MI
AMIGO, RAÚL
Carta desde España como homenaje al amigo, Raúl
Hernández Viveros
Decía Jules Renard que a lo largo de
nuestra vida nunca encontramos amigos, sino momentos de amistad. No comparto,
en buena parte, el sentido completo de semejante afirmación que el erudito le
otorga a esta palabra, aunque sí encierra, algo de verdad, dicha sentencia
porque, en realidad y volviendo a parafrasear de nuevo a otro ilustre, Alphonse
Karr, a propósito de la amistad, éste afirmaba, que los amigos son aquellos
individuos elegidos a voluntad. Quiero subrayar desde el comienzo que comparto,
mucho más, esta última afirmación y aseguro con toda convicción que, Raúl Hernández Viveros, escritor veracruzano, nacido
en Ciudad Mendoza, es mi amigo, mi hermano allende de los mares, ese
desconocido a quien un buen día y a través de la literatura conocí para suerte,
creo a estas alturas, de ambos. Desde entonces, una ya lejana y emblemática
década de los 70, tanto en su país como en el mío, nuestra amistad, la
hermandad nacida de ese mutuo sentimiento, no ha hecho sino crecer con el paso
del tiempo. Iniciamos entonces una correspondencia afortunada y una
colaboración literaria en ambos sentidos, compartimos gustos y autores de la
literatura universal y nos interesamos por la solidaridad y la paz en el mundo.
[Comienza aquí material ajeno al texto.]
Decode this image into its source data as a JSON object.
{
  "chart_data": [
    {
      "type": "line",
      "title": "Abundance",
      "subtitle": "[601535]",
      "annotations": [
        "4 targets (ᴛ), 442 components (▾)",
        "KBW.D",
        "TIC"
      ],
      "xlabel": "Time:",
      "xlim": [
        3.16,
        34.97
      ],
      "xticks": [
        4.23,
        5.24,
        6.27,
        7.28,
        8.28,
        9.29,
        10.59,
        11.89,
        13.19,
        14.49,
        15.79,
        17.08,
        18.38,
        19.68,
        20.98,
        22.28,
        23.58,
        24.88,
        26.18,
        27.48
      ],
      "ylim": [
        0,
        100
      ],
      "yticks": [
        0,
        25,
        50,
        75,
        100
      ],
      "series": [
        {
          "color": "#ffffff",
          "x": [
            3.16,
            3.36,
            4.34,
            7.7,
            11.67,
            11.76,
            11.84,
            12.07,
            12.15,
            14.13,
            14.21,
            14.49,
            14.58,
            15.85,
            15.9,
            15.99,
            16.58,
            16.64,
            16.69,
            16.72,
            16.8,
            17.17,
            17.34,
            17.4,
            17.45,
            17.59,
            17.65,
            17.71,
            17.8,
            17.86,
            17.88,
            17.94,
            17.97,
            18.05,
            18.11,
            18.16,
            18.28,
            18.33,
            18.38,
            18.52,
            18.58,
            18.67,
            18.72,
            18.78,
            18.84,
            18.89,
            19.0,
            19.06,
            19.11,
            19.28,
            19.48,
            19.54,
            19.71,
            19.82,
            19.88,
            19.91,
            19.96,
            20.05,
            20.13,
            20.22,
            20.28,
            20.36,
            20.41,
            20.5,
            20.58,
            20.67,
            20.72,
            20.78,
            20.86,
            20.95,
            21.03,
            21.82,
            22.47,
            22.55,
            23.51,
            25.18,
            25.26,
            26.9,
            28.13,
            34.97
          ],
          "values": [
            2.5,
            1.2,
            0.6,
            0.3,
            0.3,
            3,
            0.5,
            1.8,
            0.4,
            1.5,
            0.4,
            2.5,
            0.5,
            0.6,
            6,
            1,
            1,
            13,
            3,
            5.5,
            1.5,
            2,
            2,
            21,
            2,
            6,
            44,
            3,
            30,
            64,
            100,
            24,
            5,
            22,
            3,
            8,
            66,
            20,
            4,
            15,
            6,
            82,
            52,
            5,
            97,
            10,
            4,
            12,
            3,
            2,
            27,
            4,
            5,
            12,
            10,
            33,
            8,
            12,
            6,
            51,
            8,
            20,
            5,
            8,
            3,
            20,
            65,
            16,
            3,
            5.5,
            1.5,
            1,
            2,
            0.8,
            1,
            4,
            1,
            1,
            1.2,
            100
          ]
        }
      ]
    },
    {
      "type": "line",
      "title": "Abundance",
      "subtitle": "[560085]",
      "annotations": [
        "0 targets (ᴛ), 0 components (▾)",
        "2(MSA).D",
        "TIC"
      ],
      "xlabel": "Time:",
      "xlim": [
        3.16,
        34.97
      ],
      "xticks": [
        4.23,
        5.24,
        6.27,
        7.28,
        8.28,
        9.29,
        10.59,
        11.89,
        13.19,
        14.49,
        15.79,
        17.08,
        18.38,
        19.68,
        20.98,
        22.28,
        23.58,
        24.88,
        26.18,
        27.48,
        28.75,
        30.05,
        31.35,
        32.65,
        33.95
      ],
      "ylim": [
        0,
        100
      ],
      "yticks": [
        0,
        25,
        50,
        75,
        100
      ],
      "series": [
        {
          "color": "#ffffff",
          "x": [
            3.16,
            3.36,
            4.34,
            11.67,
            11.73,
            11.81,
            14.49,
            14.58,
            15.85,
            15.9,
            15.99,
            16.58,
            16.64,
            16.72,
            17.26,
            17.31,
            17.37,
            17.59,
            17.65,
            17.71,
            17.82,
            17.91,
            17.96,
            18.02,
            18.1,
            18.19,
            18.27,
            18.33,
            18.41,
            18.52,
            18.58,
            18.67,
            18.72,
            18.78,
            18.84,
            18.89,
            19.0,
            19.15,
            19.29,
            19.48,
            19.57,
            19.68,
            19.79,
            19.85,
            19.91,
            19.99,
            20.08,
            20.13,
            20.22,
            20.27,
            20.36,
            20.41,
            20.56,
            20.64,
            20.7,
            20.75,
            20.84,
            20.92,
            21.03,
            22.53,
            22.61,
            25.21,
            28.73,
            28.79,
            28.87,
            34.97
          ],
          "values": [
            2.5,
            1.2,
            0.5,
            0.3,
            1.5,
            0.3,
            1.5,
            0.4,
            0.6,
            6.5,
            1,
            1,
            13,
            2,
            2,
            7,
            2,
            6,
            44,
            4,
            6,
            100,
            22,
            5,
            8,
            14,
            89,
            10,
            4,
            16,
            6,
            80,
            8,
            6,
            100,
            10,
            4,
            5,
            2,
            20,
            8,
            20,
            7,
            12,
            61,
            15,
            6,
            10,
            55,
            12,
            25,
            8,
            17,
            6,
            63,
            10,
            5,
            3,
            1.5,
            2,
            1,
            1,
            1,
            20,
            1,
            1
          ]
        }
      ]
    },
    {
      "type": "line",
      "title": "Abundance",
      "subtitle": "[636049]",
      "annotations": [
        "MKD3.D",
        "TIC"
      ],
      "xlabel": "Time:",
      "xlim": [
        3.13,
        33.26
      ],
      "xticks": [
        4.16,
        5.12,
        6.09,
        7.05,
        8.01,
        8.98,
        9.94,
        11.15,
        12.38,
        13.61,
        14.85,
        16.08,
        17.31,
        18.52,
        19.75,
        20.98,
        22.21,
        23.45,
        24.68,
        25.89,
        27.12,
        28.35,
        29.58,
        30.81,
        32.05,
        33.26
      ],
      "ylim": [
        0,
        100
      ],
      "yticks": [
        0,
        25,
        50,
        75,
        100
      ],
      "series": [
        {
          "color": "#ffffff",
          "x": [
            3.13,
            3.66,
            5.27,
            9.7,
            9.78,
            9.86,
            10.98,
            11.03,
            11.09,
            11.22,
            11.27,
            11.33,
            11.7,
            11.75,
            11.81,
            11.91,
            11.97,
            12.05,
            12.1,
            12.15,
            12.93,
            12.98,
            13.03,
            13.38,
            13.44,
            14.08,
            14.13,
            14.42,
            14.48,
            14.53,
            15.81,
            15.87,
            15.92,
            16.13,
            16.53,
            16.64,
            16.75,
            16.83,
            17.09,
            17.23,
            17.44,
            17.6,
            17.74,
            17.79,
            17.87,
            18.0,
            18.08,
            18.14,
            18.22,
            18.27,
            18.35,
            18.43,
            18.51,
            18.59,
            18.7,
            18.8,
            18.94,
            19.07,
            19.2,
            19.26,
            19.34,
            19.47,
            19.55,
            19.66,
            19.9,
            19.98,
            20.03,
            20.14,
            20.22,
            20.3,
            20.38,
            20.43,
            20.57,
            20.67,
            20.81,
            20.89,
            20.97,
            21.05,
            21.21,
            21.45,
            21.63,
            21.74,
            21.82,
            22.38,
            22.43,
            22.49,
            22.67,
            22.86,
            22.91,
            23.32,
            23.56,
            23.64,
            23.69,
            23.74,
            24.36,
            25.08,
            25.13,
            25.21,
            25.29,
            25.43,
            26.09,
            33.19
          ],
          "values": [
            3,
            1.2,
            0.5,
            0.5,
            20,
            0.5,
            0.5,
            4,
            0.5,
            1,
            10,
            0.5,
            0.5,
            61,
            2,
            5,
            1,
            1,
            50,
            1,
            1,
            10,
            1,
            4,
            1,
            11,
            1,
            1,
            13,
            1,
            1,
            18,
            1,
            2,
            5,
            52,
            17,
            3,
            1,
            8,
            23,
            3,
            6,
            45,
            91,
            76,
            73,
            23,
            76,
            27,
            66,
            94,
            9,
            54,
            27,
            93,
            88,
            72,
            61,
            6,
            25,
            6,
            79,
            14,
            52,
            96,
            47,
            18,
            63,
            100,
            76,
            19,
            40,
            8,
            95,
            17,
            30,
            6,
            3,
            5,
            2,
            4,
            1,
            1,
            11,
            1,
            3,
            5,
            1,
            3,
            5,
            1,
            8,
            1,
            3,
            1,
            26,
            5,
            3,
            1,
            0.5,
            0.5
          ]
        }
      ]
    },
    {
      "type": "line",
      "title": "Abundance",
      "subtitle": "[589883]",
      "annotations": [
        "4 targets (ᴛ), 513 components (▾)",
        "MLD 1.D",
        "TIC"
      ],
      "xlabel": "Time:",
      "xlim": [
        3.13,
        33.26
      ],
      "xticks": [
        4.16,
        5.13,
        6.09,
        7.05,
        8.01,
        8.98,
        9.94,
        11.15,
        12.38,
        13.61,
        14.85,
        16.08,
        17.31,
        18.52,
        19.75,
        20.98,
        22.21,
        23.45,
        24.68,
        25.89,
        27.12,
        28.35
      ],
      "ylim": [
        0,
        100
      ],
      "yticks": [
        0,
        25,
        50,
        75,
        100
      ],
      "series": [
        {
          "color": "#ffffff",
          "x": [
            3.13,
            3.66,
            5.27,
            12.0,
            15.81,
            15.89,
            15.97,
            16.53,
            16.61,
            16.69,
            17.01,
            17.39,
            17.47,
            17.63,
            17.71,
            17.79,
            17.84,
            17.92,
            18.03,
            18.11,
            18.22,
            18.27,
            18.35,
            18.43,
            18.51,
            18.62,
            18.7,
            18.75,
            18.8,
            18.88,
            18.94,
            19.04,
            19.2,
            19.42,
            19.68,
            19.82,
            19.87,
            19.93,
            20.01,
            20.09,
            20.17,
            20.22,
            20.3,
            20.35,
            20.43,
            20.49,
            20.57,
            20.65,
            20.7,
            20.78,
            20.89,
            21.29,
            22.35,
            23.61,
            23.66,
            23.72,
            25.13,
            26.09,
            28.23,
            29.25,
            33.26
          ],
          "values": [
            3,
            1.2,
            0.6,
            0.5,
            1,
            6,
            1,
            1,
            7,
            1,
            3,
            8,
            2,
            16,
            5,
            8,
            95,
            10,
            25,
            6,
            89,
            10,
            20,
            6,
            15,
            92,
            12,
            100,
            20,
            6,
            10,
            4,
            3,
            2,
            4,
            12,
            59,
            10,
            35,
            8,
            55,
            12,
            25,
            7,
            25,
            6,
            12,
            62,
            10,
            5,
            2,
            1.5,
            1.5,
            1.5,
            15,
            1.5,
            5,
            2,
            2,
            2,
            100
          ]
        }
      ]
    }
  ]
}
Raúl me ha proporcionado durante estos años una abundante bibliografía sobre la
literatura mexicana más reciente, concretamente, sobre el cuento mexicano
contemporáneo de tanto interés para mí y para mis desvelos literarios. De igual
modo, los intereses de Raúl acerca de la literatura española contemporánea se
dirigían en este mismo sentido y nuestra colaboración ha cristalizado en un
importante ensayo que Raúl publicaba después de más de cinco años de estudio y
dedicación a la narrativa breve española titulado Relato español actual,
Fondo de Cultura Económica, 2002. Se trata de una excelente aportación al
género para los estudiosos de ambos lados del Atlántico.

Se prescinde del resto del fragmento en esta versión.